True, the story is fictionalized, surely, for the big screen, but I still think that there, in that expectation well-meaning of the English people, something that truly defines all the people who are still alive. And I think that deep down, every time the governor is directed to us, something inside of us really wanted to tell the truth, that whenever the Chancellor of the University is directed to the press, something alive in us would like to announce his decision to request that the police leave the campus, that when President De La Torre open your mouth, open ours too but this time not for the usual insult to the students but because it says something like that freedom of expression is respected, as the presence of shock strength hinders the possibility of dialogue , and that dialogue is such that there has to be a willingness to change and flexibility on both sides, including yours.
Perhaps the ability to surprise is good, and somehow hopeful, provided they do not lead us to paralysis. And then, instead of despising our surprise as if it were a sign of gullibility, we can accept that no obstacle to anger, humor, or action, and we can look with an open mouth in the mirror that is the countryman and confirm, together, we are still alive.
PrintImage and sound

photo: r.alcaraz, digital dialogue
I'm away. I look through the lens of the media (and Facebook, which has become a very useful tool to get news fast, thanks to friends who generously share the news) what happens in college.
It's like a dream. One of the bad, sure.
Police focus on the campus of the Yuppie. And not just the police well, period. Also, perhaps especially, police on horseback, black police, and police shields surrounded by giants such as Roman soldiers, shields to protect themselves from ... what?
Because of that dreaded army of students sitting on the floor practicing, after training and public announcement, civil disobedience. The police are coming, so that sitting can feel the breath of the horses hooves nervousness. The pinch technology and techniques to learn from when they wanted to use and which were not when, or who. The push with shields, they take loaded, the arrest. The chase through the streets of the capital. They compartmentalize the protest (with signs designating specific areas for it), and then they change the coordinates in full case. I've literally seen as the poster instead move.
[In the room where I work, have put the sign away, far away from any university building. For the grumblers protest to the sound of coqui and crickets. But that's another story.]
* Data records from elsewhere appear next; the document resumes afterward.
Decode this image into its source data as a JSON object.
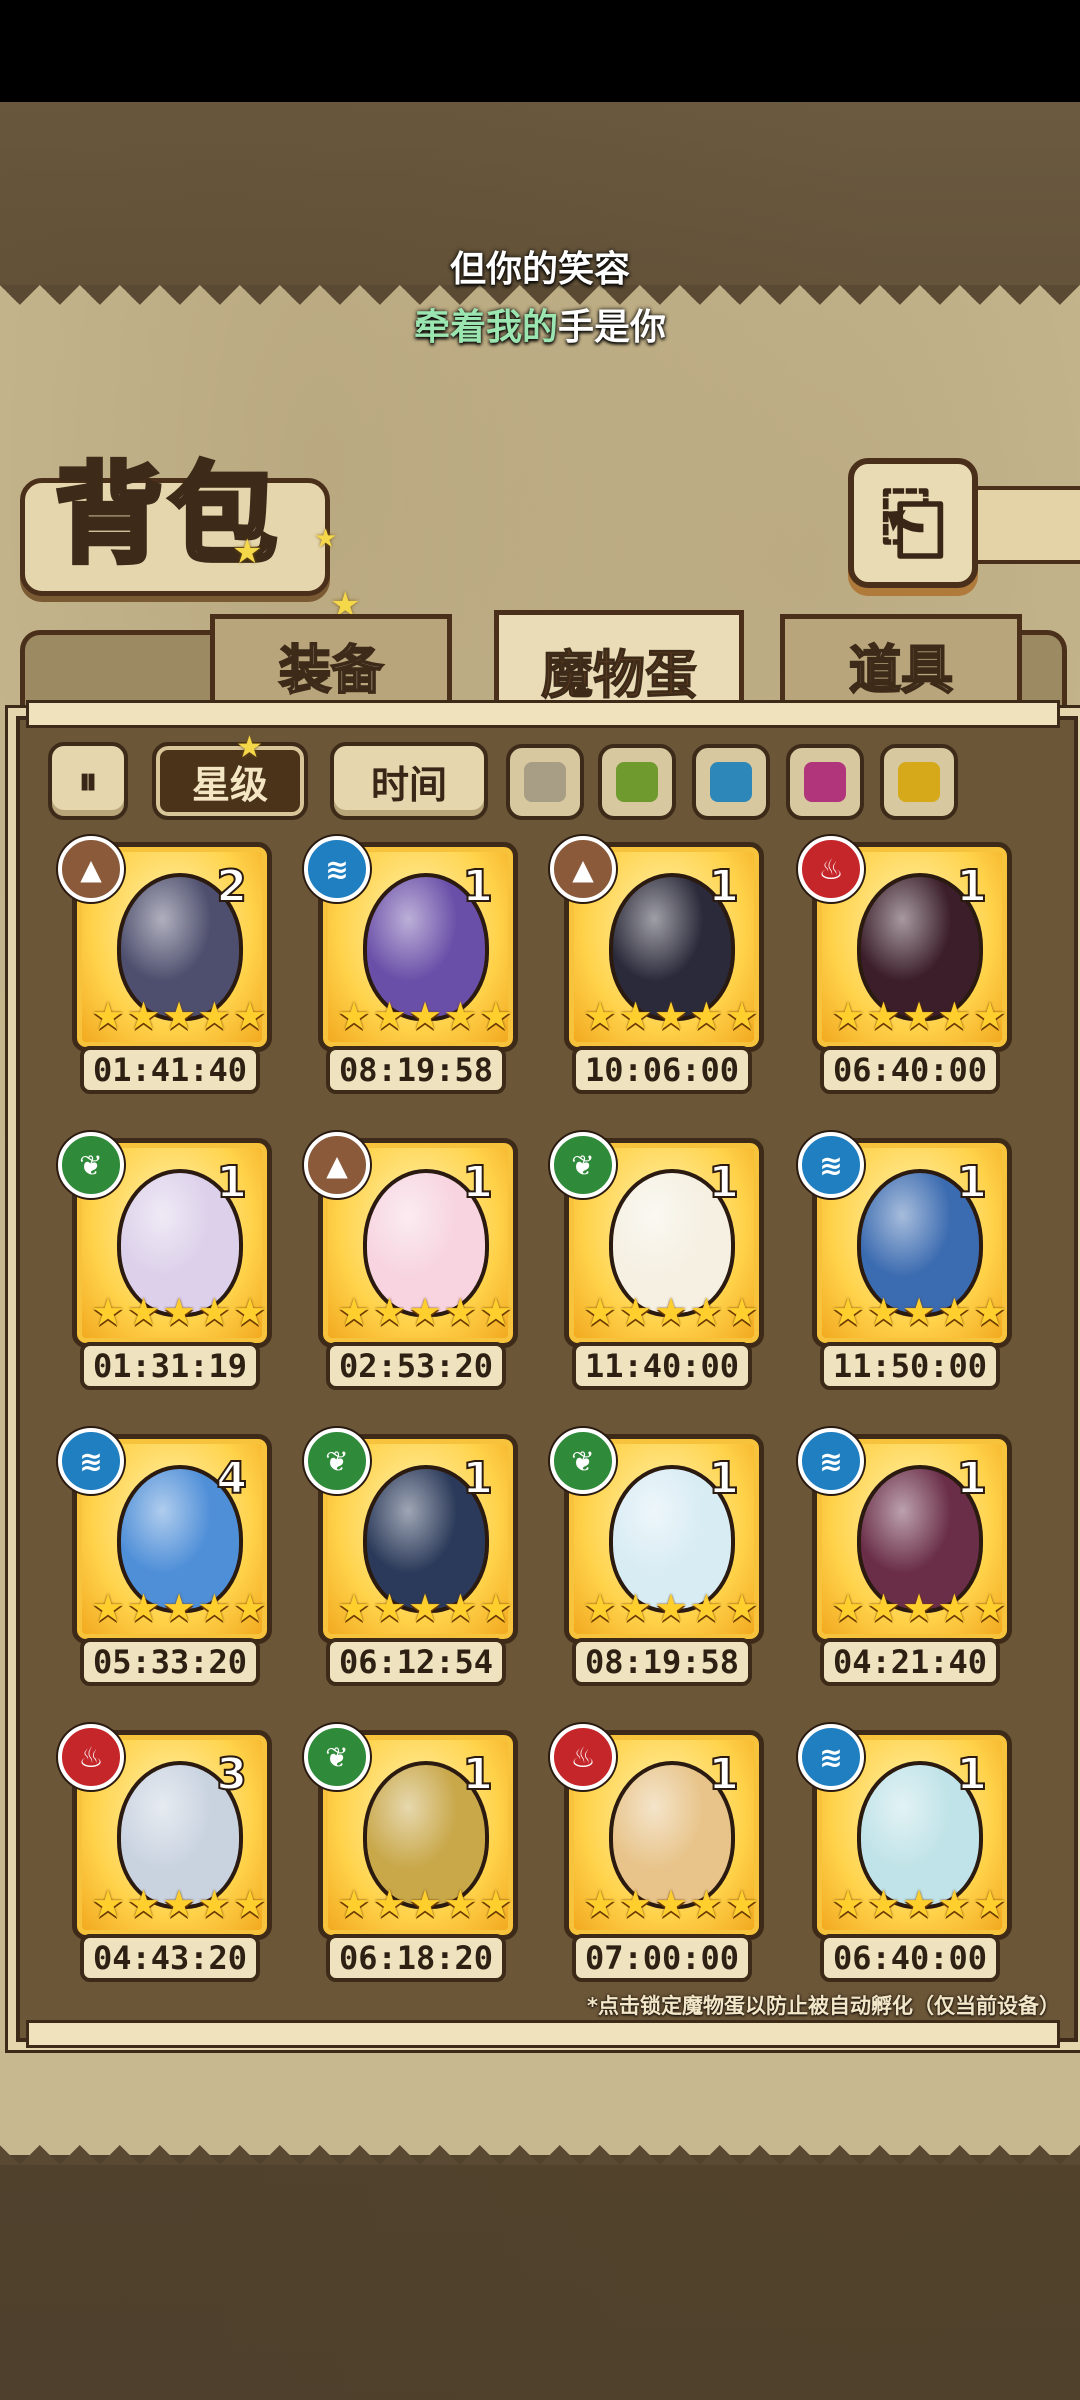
{
  "lyrics": {
    "line1": "但你的笑容",
    "line2_highlight": "牵着我的",
    "line2_rest": "手是你"
  },
  "title": "背包",
  "back_icon_glyph": "⎗",
  "tabs": [
    {
      "label": "装备",
      "active": false
    },
    {
      "label": "魔物蛋",
      "active": true
    },
    {
      "label": "道具",
      "active": false
    }
  ],
  "filters": {
    "sort_icon_glyph": "⏸",
    "star_label": "星级",
    "time_label": "时间"
  },
  "color_filters": [
    "#a89e86",
    "#6f9a2e",
    "#2d87b8",
    "#b0357a",
    "#d6a91a"
  ],
  "element_colors": {
    "earth": "#8a5a3a",
    "water": "#1f7fc0",
    "fire": "#c5262a",
    "leaf": "#2f8a3a"
  },
  "star_glyph": "★",
  "eggs": [
    {
      "element": "earth",
      "count": "2",
      "timer": "01:41:40",
      "color": "#4e4f6e"
    },
    {
      "element": "water",
      "count": "1",
      "timer": "08:19:58",
      "color": "#6a4fa8"
    },
    {
      "element": "earth",
      "count": "1",
      "timer": "10:06:00",
      "color": "#2b2a3a"
    },
    {
      "element": "fire",
      "count": "1",
      "timer": "06:40:00",
      "color": "#3b1e2a"
    },
    {
      "element": "leaf",
      "count": "1",
      "timer": "01:31:19",
      "color": "#dcd0ea"
    },
    {
      "element": "earth",
      "count": "1",
      "timer": "02:53:20",
      "color": "#f7d4e0"
    },
    {
      "element": "leaf",
      "count": "1",
      "timer": "11:40:00",
      "color": "#f5f0e2"
    },
    {
      "element": "water",
      "count": "1",
      "timer": "11:50:00",
      "color": "#3b6bb0"
    },
    {
      "element": "water",
      "count": "4",
      "timer": "05:33:20",
      "color": "#4f8fd8"
    },
    {
      "element": "leaf",
      "count": "1",
      "timer": "06:12:54",
      "color": "#2b3a5a"
    },
    {
      "element": "leaf",
      "count": "1",
      "timer": "08:19:58",
      "color": "#d8ecf4"
    },
    {
      "element": "water",
      "count": "1",
      "timer": "04:21:40",
      "color": "#6a2e48"
    },
    {
      "element": "fire",
      "count": "3",
      "timer": "04:43:20",
      "color": "#c9d3e0"
    },
    {
      "element": "leaf",
      "count": "1",
      "timer": "06:18:20",
      "color": "#c9a84a"
    },
    {
      "element": "fire",
      "count": "1",
      "timer": "07:00:00",
      "color": "#e8c48a"
    },
    {
      "element": "water",
      "count": "1",
      "timer": "06:40:00",
      "color": "#bfe3e8"
    }
  ],
  "note": "*点击锁定魔物蛋以防止被自动孵化（仅当前设备）"
}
When looking at the scene from a distance, it strikes me that if I were an alien, a foreigner or at least pretty clueless at the moment it would seem that in college there is a terrible enemy. Printing, the image would be based on the quantity and variety of police.
Then there is the sound. Hierarchs police to assure me that there are no "points" to break up, and we need to protect students who do want to take classes, college administrators justify intervention madness militarona appealing to the violent actions of a mysterious hooded apparently shares , everybody disapproves.
But the fact is that at the time of arrest, no hooded , almost never arrest the hooded, unless Tito Kayak , because that always want to arrest, but seem to prefer, in that the arrests, boys and ordinary girls, unarmed, captured while doing something as harmless as talking on megaphones or distribute slips. Or sit on the floor.
Then think foreign or alien, or the blogger, then it is something else. It is sending many police to create the impression that there, at the University, there is a terrible enemy of the people (because that's what for the police, right? To protect the people?), And made a lot of noise, talking in the media of the great threat that the students, to make the image more believable ... As in cheap films, where suddenly darkens the scene, to contact the scare eyes and ominous music sounds simultaneously, to enter it by ears ...
Image and sound, for the benefit of ordinary people with an interest in making democracy beyond the occasional vote, and that it is running rough esgalillao and trying to react to karst, the pipeline corridor, college, law school, the supreme court ...
Meanwhile, in the curious contraction of space that allow postmodernism internet, I have the New York Times open in another screen and seek to understand what is happening across the world, in Egypt, where intense protests have been a reaction s deaf and repression by the state. And, perhaps because they are the two screens open at once, Egypt feels suddenly very close, and sounds awfully familiar. A member of the Egyptian ruling party hopes that the tiredness will give them victory. Another speaks of "law and order" to justify their actions. Others accuse the grumblers to be few, or being a sector with particular ideological interests. They threaten to arrest. Meanwhile, democratic freedoms are eroded in the name of order and bring troops repression clutter the street.
Journalists who write the article remember the fight in the seventies of M. Ali vs. George Foreman, in which Foreman would beat, hits, hitting, fighting alone, and Ali waited ... until Foreman was weak, exhausted. And then Ali knocked him out.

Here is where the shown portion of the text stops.